Speciation typically occurs when biological variations between individuals in a species allow some of them to live in a different environment. If they thrive there, it drives divergence from the original pool, and a new species is born.
But can such speciation in one group of organisms also trigger speciation in another group of organisms? The latest study is among the first to document that it does.
For thousands of years, the native North American fruit fly Rhagoletis pomonella fed on the fruit of hawthorn trees. Then, in the 1850s, researchers discovered that the fly had jumped to the apple tree, which is a related plant.
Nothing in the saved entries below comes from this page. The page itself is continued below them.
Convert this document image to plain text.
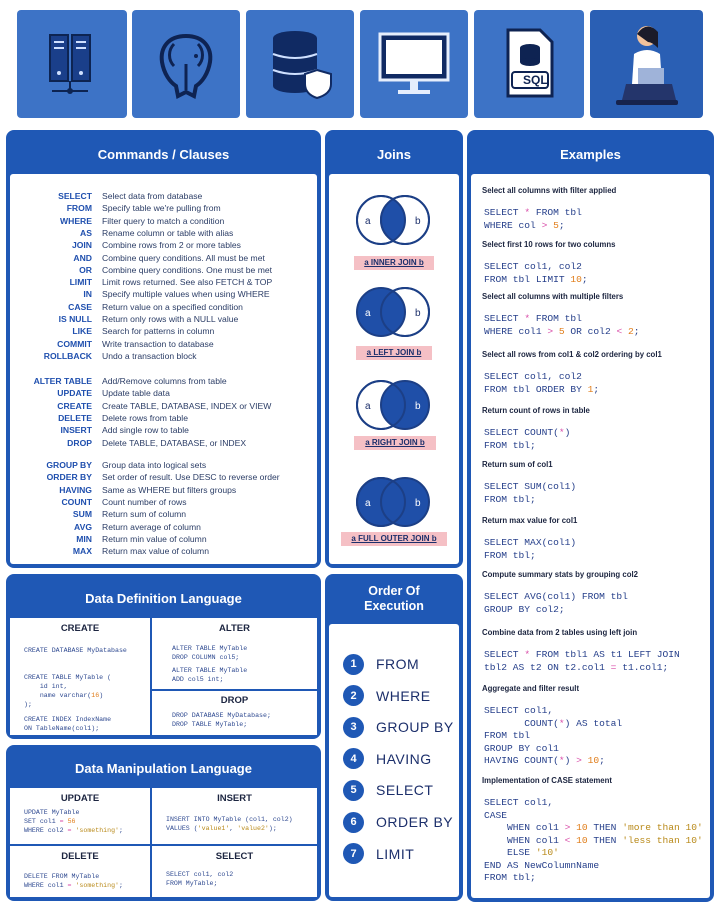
SQL
Commands / Clauses
SELECT Select data from database
FROM Specify table we're pulling from
WHERE Filter query to match a condition
AS Rename column or table with alias
JOIN Combine rows from 2 or more tables
AND Combine query conditions. All must be met
OR Combine query conditions. One must be met
LIMIT Limit rows returned. See also FETCH & TOP
IN Specify multiple values when using WHERE
CASE Return value on a specified condition
IS NULL Return only rows with a NULL value
LIKE Search for patterns in column
COMMIT Write transaction to database
ROLLBACK Undo a transaction block
ALTER TABLE Add/Remove columns from table
UPDATE Update table data
CREATE Create TABLE, DATABASE, INDEX or VIEW
DELETE Delete rows from table
INSERT Add single row to table
DROP Delete TABLE, DATABASE, or INDEX
GROUP BY Group data into logical sets
ORDER BY Set order of result. Use DESC to reverse order
HAVING Same as WHERE but filters groups
COUNT Count number of rows
SUM Return sum of column
AVG Return average of column
MIN Return min value of column
MAX Return max value of column
Joins
a	b
a INNER JOIN b
a	b
a LEFT JOIN b
a	b
a RIGHT JOIN b
a	b
a FULL OUTER JOIN b
Examples
Select all columns with filter applied
SELECT * FROM tbl
WHERE col > 5;
Select first 10 rows for two columns
SELECT col1, col2
FROM tbl LIMIT 10;
Select all columns with multiple filters
SELECT * FROM tbl
WHERE col1 > 5 OR col2 < 2;
Select all rows from col1 & col2 ordering by col1
SELECT col1, col2
FROM tbl ORDER BY 1;
Return count of rows in table
SELECT COUNT(*)
FROM tbl;
Return sum of col1
SELECT SUM(col1)
FROM tbl;
Return max value for col1
SELECT MAX(col1)
FROM tbl;
Compute summary stats by grouping col2
SELECT AVG(col1) FROM tbl
GROUP BY col2;
Combine data from 2 tables using left join
SELECT * FROM tbl1 AS t1 LEFT JOIN
tbl2 AS t2 ON t2.col1 = t1.col1;
Aggregate and filter result
SELECT col1,
COUNT(*) AS total
FROM tbl
GROUP BY col1
HAVING COUNT(*) > 10;
Implementation of CASE statement
SELECT col1,
CASE
WHEN col1 > 10 THEN 'more than 10'
WHEN col1 < 10 THEN 'less than 10'
ELSE '10'
END AS NewColumnName
FROM tbl;
Data Definition Language
CREATE
CREATE DATABASE MyDatabase
CREATE TABLE MyTable (
id int,
name varchar(16)
);
CREATE INDEX IndexName
ON TableName(col1);
ALTER
ALTER TABLE MyTable
DROP COLUMN col5;
ALTER TABLE MyTable
ADD col5 int;
DROP
DROP DATABASE MyDatabase;
DROP TABLE MyTable;
Data Manipulation Language
UPDATE
UPDATE MyTable
SET col1 = 56
WHERE col2 = 'something';
INSERT
INSERT INTO MyTable (col1, col2)
VALUES ('value1', 'value2');
DELETE
DELETE FROM MyTable
WHERE col1 = 'something';
SELECT
SELECT col1, col2
FROM MyTable;
Order Of
Execution
1	FROM
2	WHERE
3	GROUP BY
4	HAVING
5	SELECT
6	ORDER BY
7	LIMIT
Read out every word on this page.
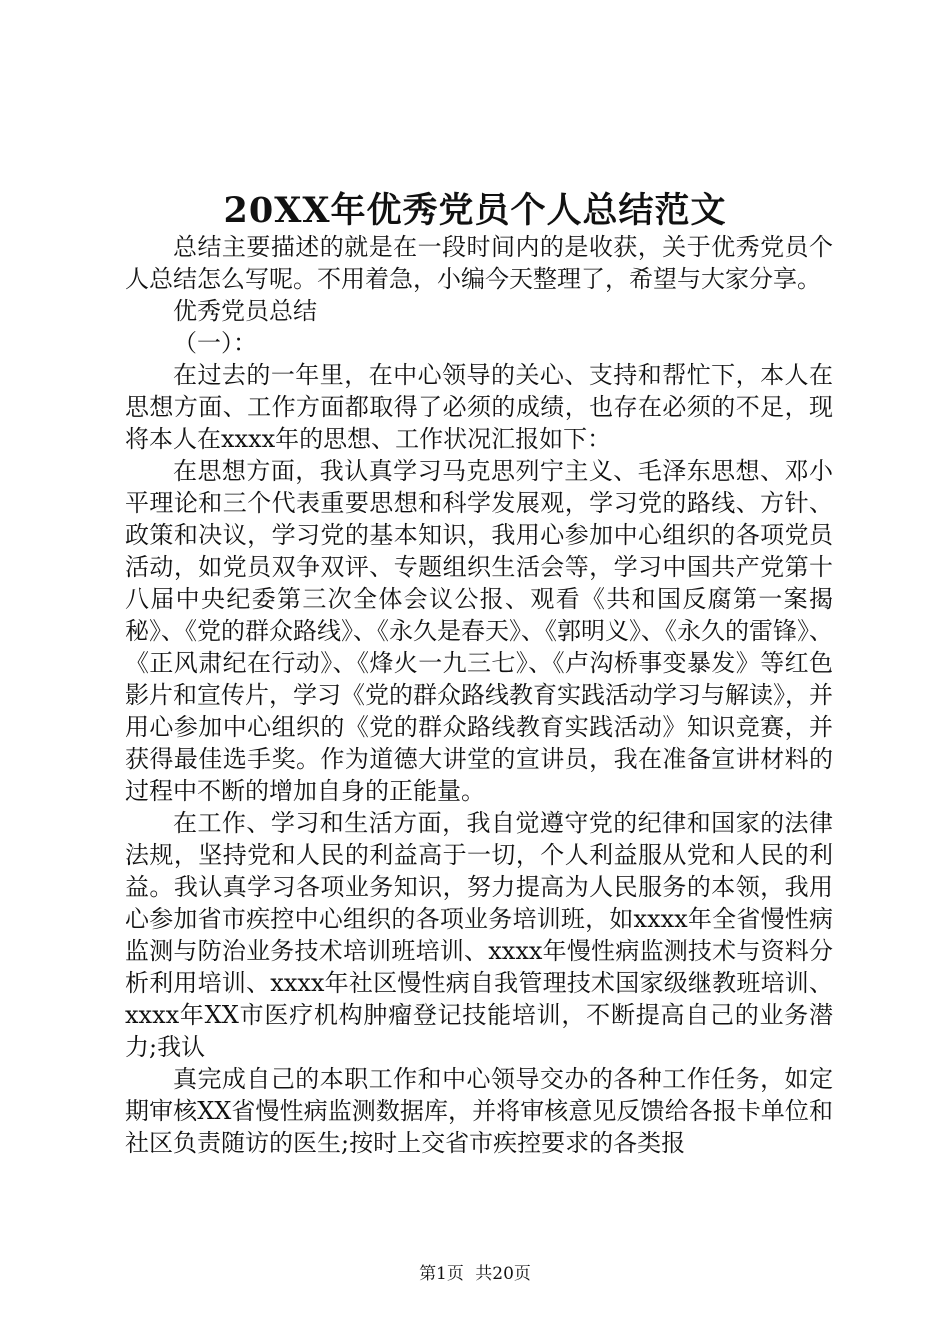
20XX年优秀党员个人总结范文

总结主要描述的就是在一段时间内的是收获，关于优秀党员个人总结怎么写呢。不用着急，小编今天整理了，希望与大家分享。

优秀党员总结

（一）：

在过去的一年里，在中心领导的关心、支持和帮忙下，本人在思想方面、工作方面都取得了必须的成绩，也存在必须的不足，现将本人在xxxx年的思想、工作状况汇报如下：

在思想方面，我认真学习马克思列宁主义、毛泽东思想、邓小平理论和三个代表重要思想和科学发展观，学习党的路线、方针、政策和决议，学习党的基本知识，我用心参加中心组织的各项党员活动，如党员双争双评、专题组织生活会等，学习中国共产党第十八届中央纪委第三次全体会议公报、观看《共和国反腐第一案揭秘》、《党的群众路线》、《永久是春天》、《郭明义》、《永久的雷锋》、《正风肃纪在行动》、《烽火一九三七》、《卢沟桥事变暴发》等红色影片和宣传片，学习《党的群众路线教育实践活动学习与解读》，并用心参加中心组织的《党的群众路线教育实践活动》知识竞赛，并获得最佳选手奖。作为道德大讲堂的宣讲员，我在准备宣讲材料的过程中不断的增加自身的正能量。

在工作、学习和生活方面，我自觉遵守党的纪律和国家的法律法规，坚持党和人民的利益高于一切，个人利益服从党和人民的利益。我认真学习各项业务知识，努力提高为人民服务的本领，我用心参加省市疾控中心组织的各项业务培训班，如xxxx年全省慢性病监测与防治业务技术培训班培训、xxxx年慢性病监测技术与资料分析利用培训、xxxx年社区慢性病自我管理技术国家级继教班培训、xxxx年XX市医疗机构肿瘤登记技能培训，不断提高自己的业务潜力;我认

真完成自己的本职工作和中心领导交办的各种工作任务，如定期审核XX省慢性病监测数据库，并将审核意见反馈给各报卡单位和社区负责随访的医生;按时上交省市疾控要求的各类报

第1页 共20页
Rhagoletis had split into two species. Those that lived among hawthorn trees, for example, emerged at different times than those that lived off the fruit of the apple.
Rhagoletis is preyed on by three species of wasps. The flies’ larvae live inside the fruit. The wasps lay their eggs inside the larvae. The flies hatch. Later, the wasps hatch, too, devouring their host fly from the inside out.
What Dr. Egan and his team discovered was that the speciation that originally occurred in the fruit fly also triggered a speciation in each of the predator wasps.
In the PNAS study, they document how hawthorn-living wasps have different life cycles than apple-living wasps. The genetic makeup changed, too. In addition, differences in behavior indicated that physiological changes had occurred as well. Thus, three species of wasps became six. In nature, at least, they never would meet and breed.
It isn’t clear whether this process, known as “sequential speciation,” is a common or rare driver of evolution. Still, it might help to explain one of the biggest mysteries in biology: why there is such an extraordinary multiplicity of life-forms.
Why, for instance, are there up to 30 million species of insects on the planet? How did this diversity evolve?
The latest study suggests that sequential speciation may have been a contributor to the process. “The fact that we can see speciation in just 160 years is consistent with the amazing diversity we observe in nature,” which had millions of years to play out, said Dr. Egan.
The PNAS paper was published Thursday by researchers at Rice, the University of Notre Dame, Michigan State University, the University of Iowa and the University of Florida.